Bisnis.com, JAKARTA – Kehadiran Danantara Indonesia di dalam lanskap perekonomian dan bisnis Tanah Air dinilai dapat menggenjot pertumbuhan produk domestik bruto (PDB), yang pada akhirnya dapat berkontribusi untuk menekan yield Surat Berharga Negara (SBN).
Head of Fixed Income Research PT Mandiri Sekuritas Handy Yunianto mengatakan ketika ada variabel tantangan baru berupa peningkatan pembiayaan utang via SBN, katalis positif yang baru datang dari kehadiran Danantara. Kehadiran lembaga baru ini, bersama peran sektor swasta diharapkan menjadi motor pertumbuhan baru.
Sinergi pemerintah dan swasta ini menjadi penting bukan hanya untuk menciptakan lapangan kerja dan meningkatkan investasi, tetapi juga memperkuat inovasi pembiayaan ke depan.
"Namun, tantangan Indonesia tidak berhenti pada soal fiskal dan pasar keuangan. De-industrialisasi yang berlanjut membuat struktur ekonomi tetap rapuh. Ekspor kehilangan nilai tambah, impor barang manufaktur kian besar, dan defisit transaksi berjalan sulit diperbaiki. Akibatnya, rupiah cenderung rentan dan ruang untuk meraih kenaikan peringkat utang tetap sempit," kata Handy dalam keterangan, Senin (25/8/2025).
Handy menegaskan bahwa menurunkan yield SBN seperti maraton, bukan sprint jangka pendek. Resep lima tahun lalu juga dia nilai sejatinya masih relevan, yang sebagian sudah dijalankan. Buktinya, premi risiko menyempit, stabilitas makro relatif terjaga, dan basis investor kian luas.
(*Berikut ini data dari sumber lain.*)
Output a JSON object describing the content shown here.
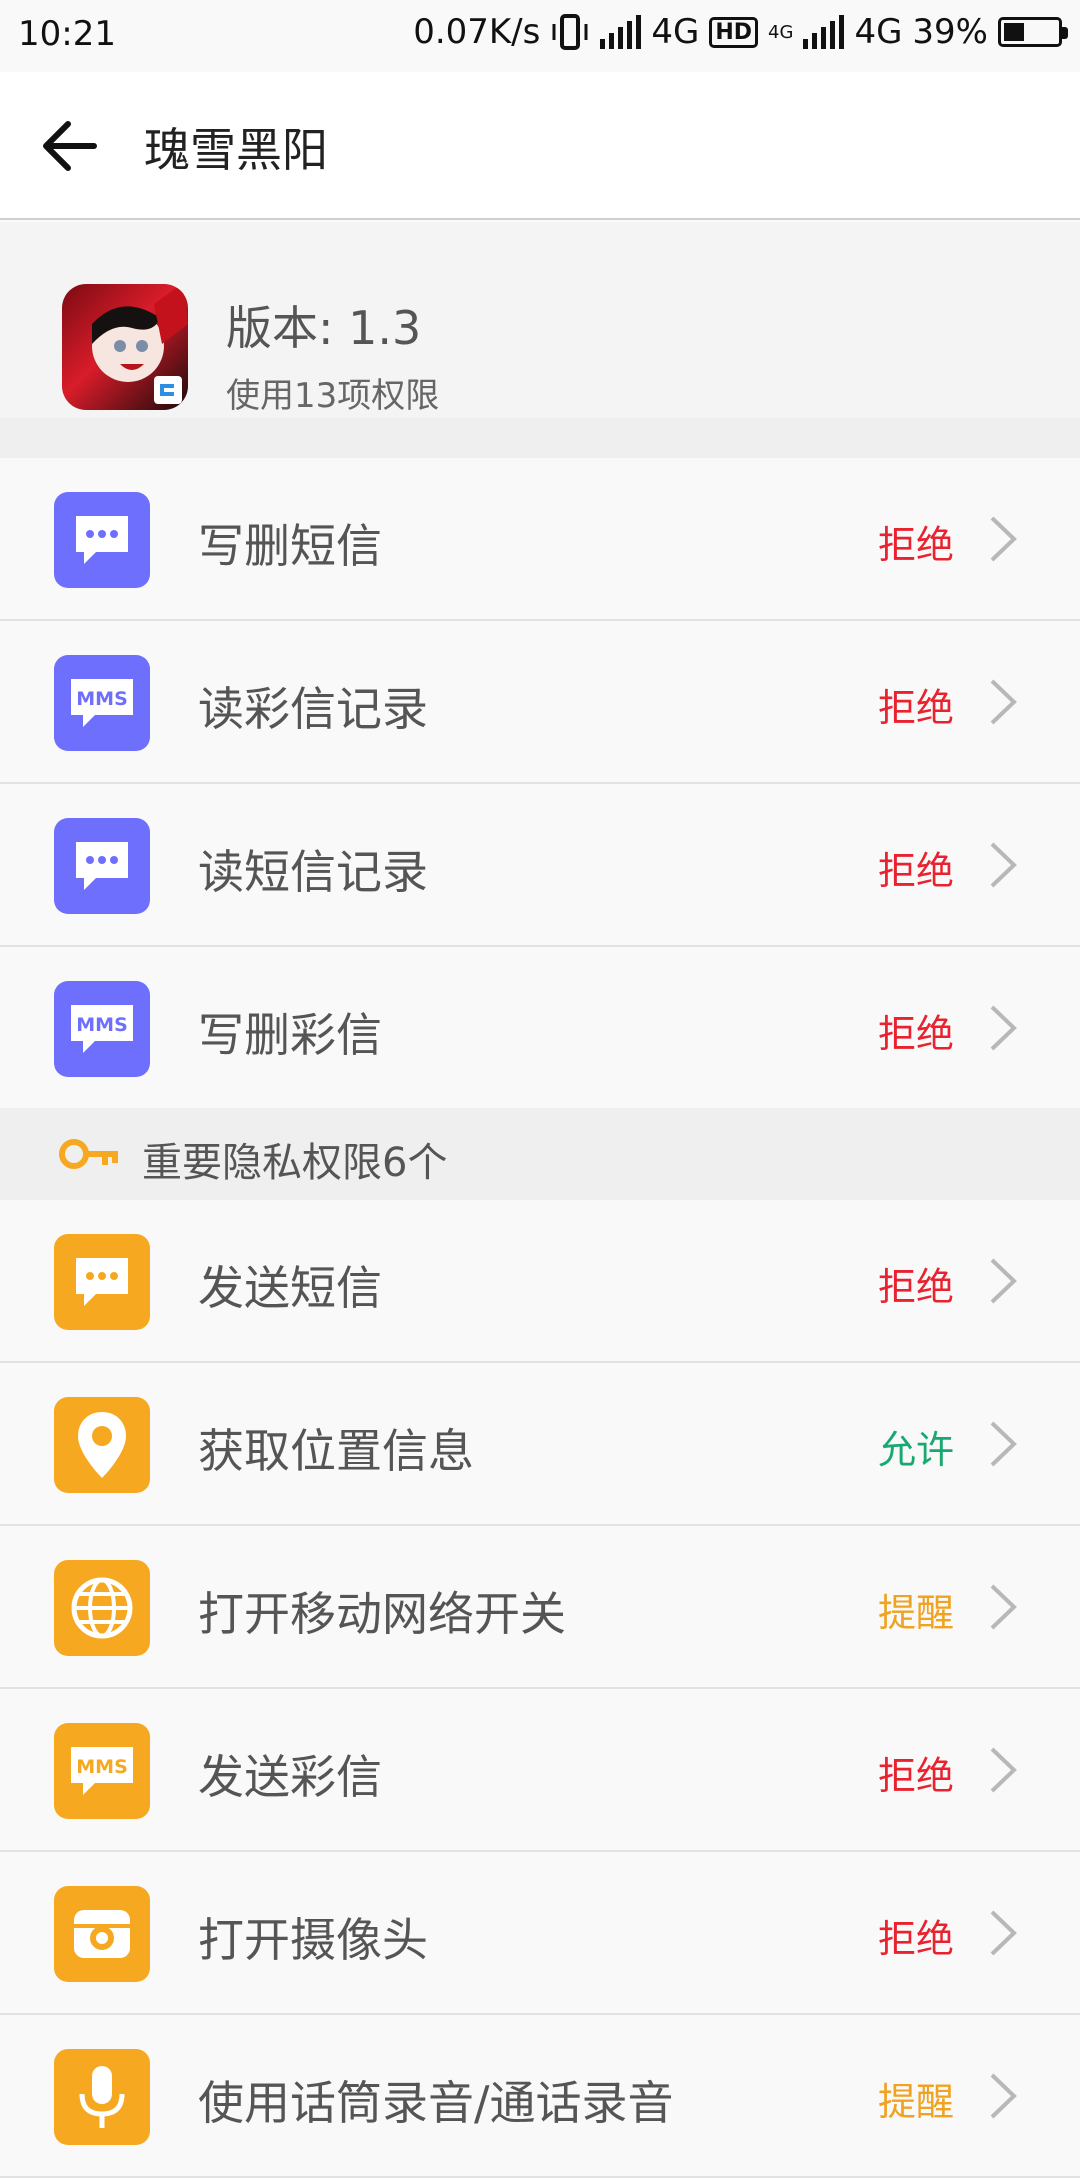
{
  "status_bar": {
    "time": "10:21",
    "net_speed": "0.07K/s",
    "net1": "4G",
    "hd": "HD",
    "net2_small": "4G",
    "net2": "4G",
    "battery": "39%",
    "battery_level": 0.39
  },
  "header": {
    "title": "瑰雪黑阳"
  },
  "app_info": {
    "version": "版本: 1.3",
    "permissions": "使用13项权限"
  },
  "sections": {
    "important": "重要隐私权限6个"
  },
  "sms_group": [
    {
      "label": "写删短信",
      "status": "拒绝",
      "icon": "message-icon"
    },
    {
      "label": "读彩信记录",
      "status": "拒绝",
      "icon": "mms-icon"
    },
    {
      "label": "读短信记录",
      "status": "拒绝",
      "icon": "message-icon"
    },
    {
      "label": "写删彩信",
      "status": "拒绝",
      "icon": "mms-icon"
    }
  ],
  "important_group": [
    {
      "label": "发送短信",
      "status": "拒绝",
      "icon": "message-icon"
    },
    {
      "label": "获取位置信息",
      "status": "允许",
      "icon": "location-icon"
    },
    {
      "label": "打开移动网络开关",
      "status": "提醒",
      "icon": "globe-icon"
    },
    {
      "label": "发送彩信",
      "status": "拒绝",
      "icon": "mms-icon"
    },
    {
      "label": "打开摄像头",
      "status": "拒绝",
      "icon": "camera-icon"
    },
    {
      "label": "使用话筒录音/通话录音",
      "status": "提醒",
      "icon": "microphone-icon"
    }
  ],
  "icon_text": {
    "mms": "MMS"
  },
  "colors": {
    "purple": "#6f6ffd",
    "orange": "#f6a821",
    "reject": "#e8232f",
    "allow": "#18a870",
    "remind": "#f0a221"
  }
}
Namun, menurutnya Indonesia tetap akan sulit mengejar ketertinggalannya dibanding negara tetangga seperti Malaysia dan Thailand apabila pemerintah tidak melakukan terobosan baru dari disiplin fiskal yang konsisten, dorongan serius menuju rating upgrade, serta reindustrialisasi yang memperkuat daya saing, hingga reformasi pasar keuangan.
"Seperti pernah diingatkan Winston Churchill, to improve is to change, to be perfect is to change often. Perubahan cepat dan berani adalah kunci bila Indonesia ingin melangkah sejajar, bahkan melampaui tetangga," pungkasnya.
Adapun, pekerjaan rumah pemerintah untuk menekan yield SBN masih banyak. Hal ini diperlukan agar pemerintah bisa menarik utang dengan biaya lebih murah sehingga tidak menjadi tekanan berat APBN.
Apalagi, dalam RAPBN Tahun Anggaran 2026, pembiayaan utang yang ditargetkan mencapai Rp781,9 triliun, terdiri dari SBN senilai Rp749,2 triliun dan pinjaman senilai Rp 32,7 triliun.
Pembiayaan utang tahun depan lebih besar dibanding tahun ini. Dalam APBN 2025, penarikan utang melalui SBN ditetapkan sebesar Rp585,1 triliun sedangkan pinjaman mencapai Rp130,4 triliun.